After several weeks of frivolity The Undie Chronicles are drawing to a close, in what I believe will be the Final Episode. However, when the Undie-verse speaks, you can rest assured that I will always listen.
To recap the Chronicles so far, here is a photo essay:
Episode I: Christian Panties
Episode II: G-Strings
Episode III: Thunderwear
This 4th and final episode marks the beginning of the Portmanteau Era.
The “Port-Say-What?” you ask. Portmanteau is the Word of the Week here at More Cowbell and we’ve been having a great time with it since Friday’s Sexting post, where I was hilariously blogjacked by the Hartfords.

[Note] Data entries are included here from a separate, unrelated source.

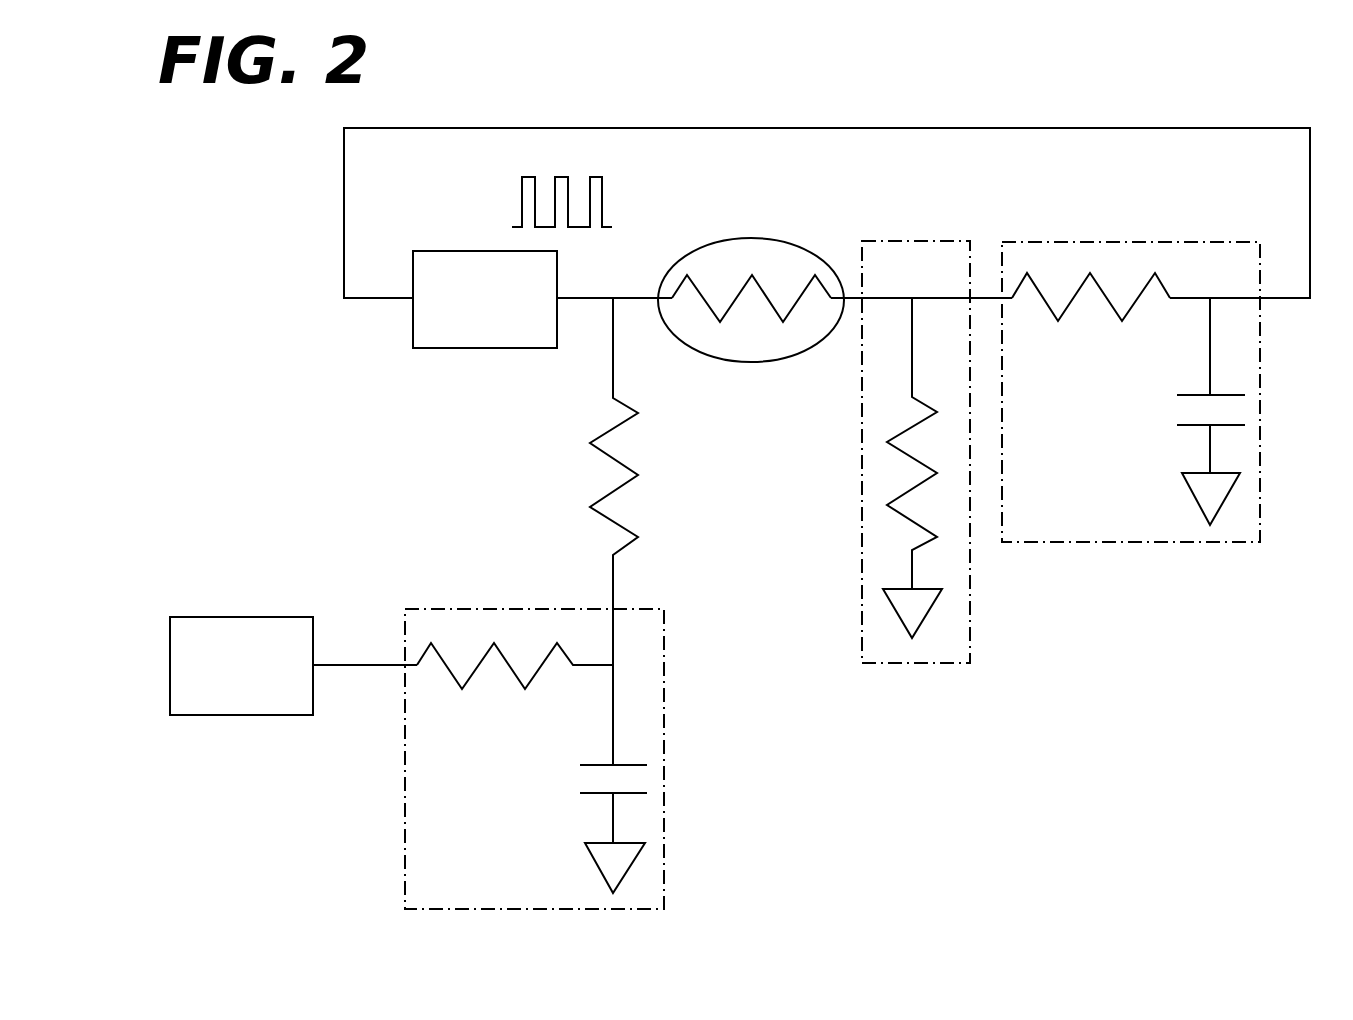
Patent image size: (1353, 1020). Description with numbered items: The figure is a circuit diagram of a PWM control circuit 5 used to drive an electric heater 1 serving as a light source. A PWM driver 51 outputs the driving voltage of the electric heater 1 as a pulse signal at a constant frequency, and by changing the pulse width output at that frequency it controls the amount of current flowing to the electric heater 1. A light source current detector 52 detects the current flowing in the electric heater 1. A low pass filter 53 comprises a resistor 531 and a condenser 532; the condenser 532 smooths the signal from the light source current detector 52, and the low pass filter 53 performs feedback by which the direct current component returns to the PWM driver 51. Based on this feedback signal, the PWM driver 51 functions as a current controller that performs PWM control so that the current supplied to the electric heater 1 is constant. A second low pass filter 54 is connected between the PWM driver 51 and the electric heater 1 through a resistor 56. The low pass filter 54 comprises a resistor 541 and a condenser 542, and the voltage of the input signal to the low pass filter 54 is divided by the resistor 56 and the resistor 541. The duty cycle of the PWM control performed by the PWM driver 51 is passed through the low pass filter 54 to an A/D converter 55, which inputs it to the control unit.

The electric heater 1 is at (714, 238).
The PWM control circuit 5 is at (1081, 712).
The PWM driver 51 is at (443, 349).
The light source current detector 52 is at (902, 664).
The low pass filter 53 is at (1131, 444).
The resistor 531 is at (1115, 310).
The condenser 532 is at (1187, 427).
The low pass filter 54 is at (551, 759).
The resistor 541 is at (516, 678).
The condenser 542 is at (589, 795).
The A/D converter 55 is at (238, 617).
The resistor 56 is at (597, 447).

Jenny Note #1 to Nat’s Hubby: Hurry up and add Masterbexting to the Urban Dictionary before some other poor writer’s husband grabs the all fame and glory.
The term portmanteau means to combine two other words into a single word and we Americans do it all the time. (Think moobs for “man boobs” or Spanglish for a Spanish/English blend like we do it here in California – “More coffee, Señor? Gracias!”) Click here for a great list of common-usage portmanteaus.

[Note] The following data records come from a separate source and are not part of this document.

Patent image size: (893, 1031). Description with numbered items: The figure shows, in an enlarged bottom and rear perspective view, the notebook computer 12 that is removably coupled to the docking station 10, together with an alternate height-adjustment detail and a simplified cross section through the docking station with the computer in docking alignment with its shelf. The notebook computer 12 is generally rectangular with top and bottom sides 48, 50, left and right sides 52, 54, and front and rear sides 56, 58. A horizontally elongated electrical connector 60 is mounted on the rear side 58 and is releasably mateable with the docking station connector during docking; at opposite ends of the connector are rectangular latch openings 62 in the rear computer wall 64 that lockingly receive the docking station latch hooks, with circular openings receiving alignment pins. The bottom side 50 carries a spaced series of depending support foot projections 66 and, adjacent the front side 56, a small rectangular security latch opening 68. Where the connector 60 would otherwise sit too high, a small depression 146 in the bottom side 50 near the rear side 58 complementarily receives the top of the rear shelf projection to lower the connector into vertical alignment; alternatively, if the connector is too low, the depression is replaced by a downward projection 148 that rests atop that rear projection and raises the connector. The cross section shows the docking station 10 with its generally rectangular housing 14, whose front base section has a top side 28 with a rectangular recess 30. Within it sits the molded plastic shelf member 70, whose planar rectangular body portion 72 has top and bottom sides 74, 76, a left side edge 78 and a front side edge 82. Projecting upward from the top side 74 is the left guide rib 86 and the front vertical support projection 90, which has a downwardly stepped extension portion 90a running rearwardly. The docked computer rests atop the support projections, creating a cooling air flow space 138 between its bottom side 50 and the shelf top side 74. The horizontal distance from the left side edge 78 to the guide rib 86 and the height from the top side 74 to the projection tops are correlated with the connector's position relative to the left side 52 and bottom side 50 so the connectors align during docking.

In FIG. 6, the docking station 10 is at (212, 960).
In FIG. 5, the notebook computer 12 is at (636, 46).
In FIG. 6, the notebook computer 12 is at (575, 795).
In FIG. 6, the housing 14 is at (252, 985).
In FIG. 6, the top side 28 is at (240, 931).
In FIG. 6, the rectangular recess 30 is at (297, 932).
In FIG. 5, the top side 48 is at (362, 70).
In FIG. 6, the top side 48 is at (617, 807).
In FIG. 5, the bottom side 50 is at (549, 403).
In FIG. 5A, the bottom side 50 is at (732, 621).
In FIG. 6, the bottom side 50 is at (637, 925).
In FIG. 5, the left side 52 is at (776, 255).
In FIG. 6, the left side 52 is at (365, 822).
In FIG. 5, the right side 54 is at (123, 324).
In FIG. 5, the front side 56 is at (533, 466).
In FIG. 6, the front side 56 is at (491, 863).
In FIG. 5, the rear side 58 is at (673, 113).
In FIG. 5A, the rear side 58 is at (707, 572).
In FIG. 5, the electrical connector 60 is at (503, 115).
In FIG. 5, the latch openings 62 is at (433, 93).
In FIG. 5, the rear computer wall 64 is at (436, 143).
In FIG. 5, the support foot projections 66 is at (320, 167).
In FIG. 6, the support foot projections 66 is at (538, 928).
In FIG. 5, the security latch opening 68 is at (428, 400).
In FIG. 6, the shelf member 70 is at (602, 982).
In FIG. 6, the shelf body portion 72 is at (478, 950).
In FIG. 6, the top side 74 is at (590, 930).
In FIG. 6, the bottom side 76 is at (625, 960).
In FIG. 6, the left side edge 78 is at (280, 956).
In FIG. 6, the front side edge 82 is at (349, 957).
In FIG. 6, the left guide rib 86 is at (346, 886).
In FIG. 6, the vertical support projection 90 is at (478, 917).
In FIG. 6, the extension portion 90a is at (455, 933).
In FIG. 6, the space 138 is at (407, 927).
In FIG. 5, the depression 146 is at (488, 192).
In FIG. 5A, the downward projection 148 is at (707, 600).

Jenny Note #2: Don’t for a moment think we didn’t capitalize on the Word of the Week here at the Hansen House this weekend. Everything from Chairbating (what the baby does in her high chair and carseat when she’s bored) to Winejacking (snitching the last few ounces of premium Syrah out of the decanter) were discussed and snickered over.
The Portmanteau Era began in an innocent manner with Lena Corazon sending me this tweet:
For any of those unfamiliar with the bijini I’ve copied the photo below:
Those are some sassy pant-ies aren’t they? They bring a whole new solution to the ongoing “plumber’s crack” epidemic. I definitely see them catching on for the beach and the yuppy plumbing crowd, don’t you?

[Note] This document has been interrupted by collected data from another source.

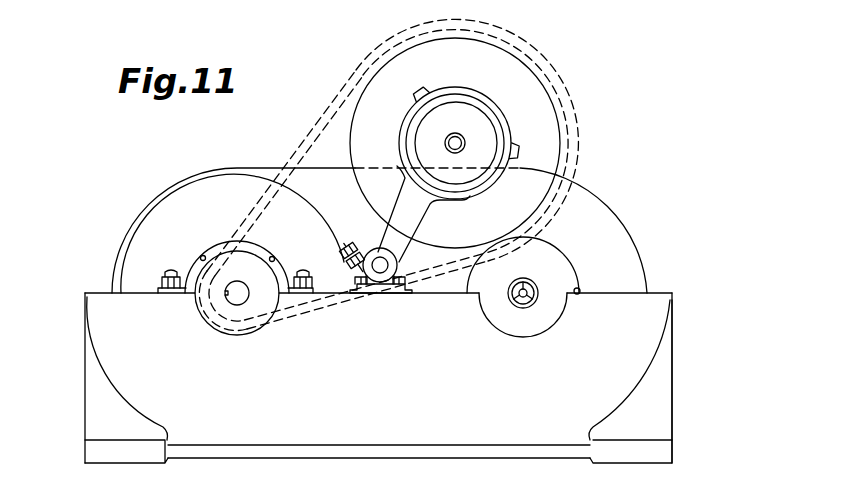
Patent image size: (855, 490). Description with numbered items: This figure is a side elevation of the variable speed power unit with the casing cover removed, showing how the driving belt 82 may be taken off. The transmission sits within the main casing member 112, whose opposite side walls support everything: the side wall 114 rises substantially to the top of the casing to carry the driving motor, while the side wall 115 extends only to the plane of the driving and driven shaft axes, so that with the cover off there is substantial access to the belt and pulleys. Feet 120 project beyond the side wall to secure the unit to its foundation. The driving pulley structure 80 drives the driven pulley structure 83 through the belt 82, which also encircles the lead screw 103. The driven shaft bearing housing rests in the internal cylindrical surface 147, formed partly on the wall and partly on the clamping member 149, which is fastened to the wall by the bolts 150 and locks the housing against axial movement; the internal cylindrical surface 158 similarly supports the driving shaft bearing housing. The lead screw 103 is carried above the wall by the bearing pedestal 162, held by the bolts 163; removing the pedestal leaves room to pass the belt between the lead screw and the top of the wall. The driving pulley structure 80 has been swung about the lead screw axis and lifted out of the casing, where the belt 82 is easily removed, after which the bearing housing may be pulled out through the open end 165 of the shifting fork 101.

The driving pulley structure 80 is at (360, 95).
The belt 82 is at (310, 137).
The driven pulley structure 83 is at (140, 226).
The shifting fork 101 is at (390, 213).
The lead screw 103 is at (397, 263).
The main casing member 112 is at (672, 345).
The side wall 114 is at (613, 210).
The side wall 115 is at (340, 369).
The feet 120 is at (93, 437).
The internal cylindrical surface 147 is at (210, 330).
The clamping member 149 is at (210, 242).
The bolts 150 is at (167, 272).
The internal cylindrical surface 158 is at (560, 318).
The bearing pedestal 162 is at (408, 292).
The bolts 163 is at (355, 278).
The open end 165 is at (428, 93).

I can hear the updated Mike Diamond/Smell-Good Plumbers commercial in my head:
“No ‘Bubbas’ here, ma’am. Just great plumbers who show up on time, in their bijinis, and smell good!”
The Portmanteau Era continued with my friend Clair telling me about Cheekies, a type of Italian designer underwear. I’ve decided this is a portmanteau of your butt cheek hanging out of your undies.
Apparently, they’re all the rage at Victoria’s Secret these days. Their slogan is “A little panty with lots of cheek peek. Perfect under flirty skirts.” (Yeah, if you’re a singing telegram or trying to sell your butt cheeks.)
Clair swears they’re comfortable, but I have my doubts.
The last message from the Undie-verse came from my girlfriend, Alicia, during her recent trip to Vegas. It’s the only text message I’ve received in recent memory that made me laugh so hard, coffee poured out of my nose. (Sorry for that lovely image on your Monday morning, but it’s true. Really, I almost died to bring you this photo.)
I haven’t been able to find a proper portmanteau to describe these jewels of the Panty-verse. You’ll be able to understand why in a moment.
*cue music for 2oo1 Space Odyssey*
You see why I’m at a loss? How do you describe these…um…um…boy shorts?
Serious Cowbell points are going to whoever comes up with a great portmanteau for these in the comments section. I might have to start a marketing campaign. The #PantyPeeps can make millions.
In the meantime, I say we have a vote about which undies are the most popular amongst the readers at More Cowbell – males and females should vote. We don’t discriminate here.
I’ll report the voting results in a future blog. As the curtain falls on The Undie Chronicles, I encourage you to be cozy with yourself, no matter what you’ve got on under them jeans.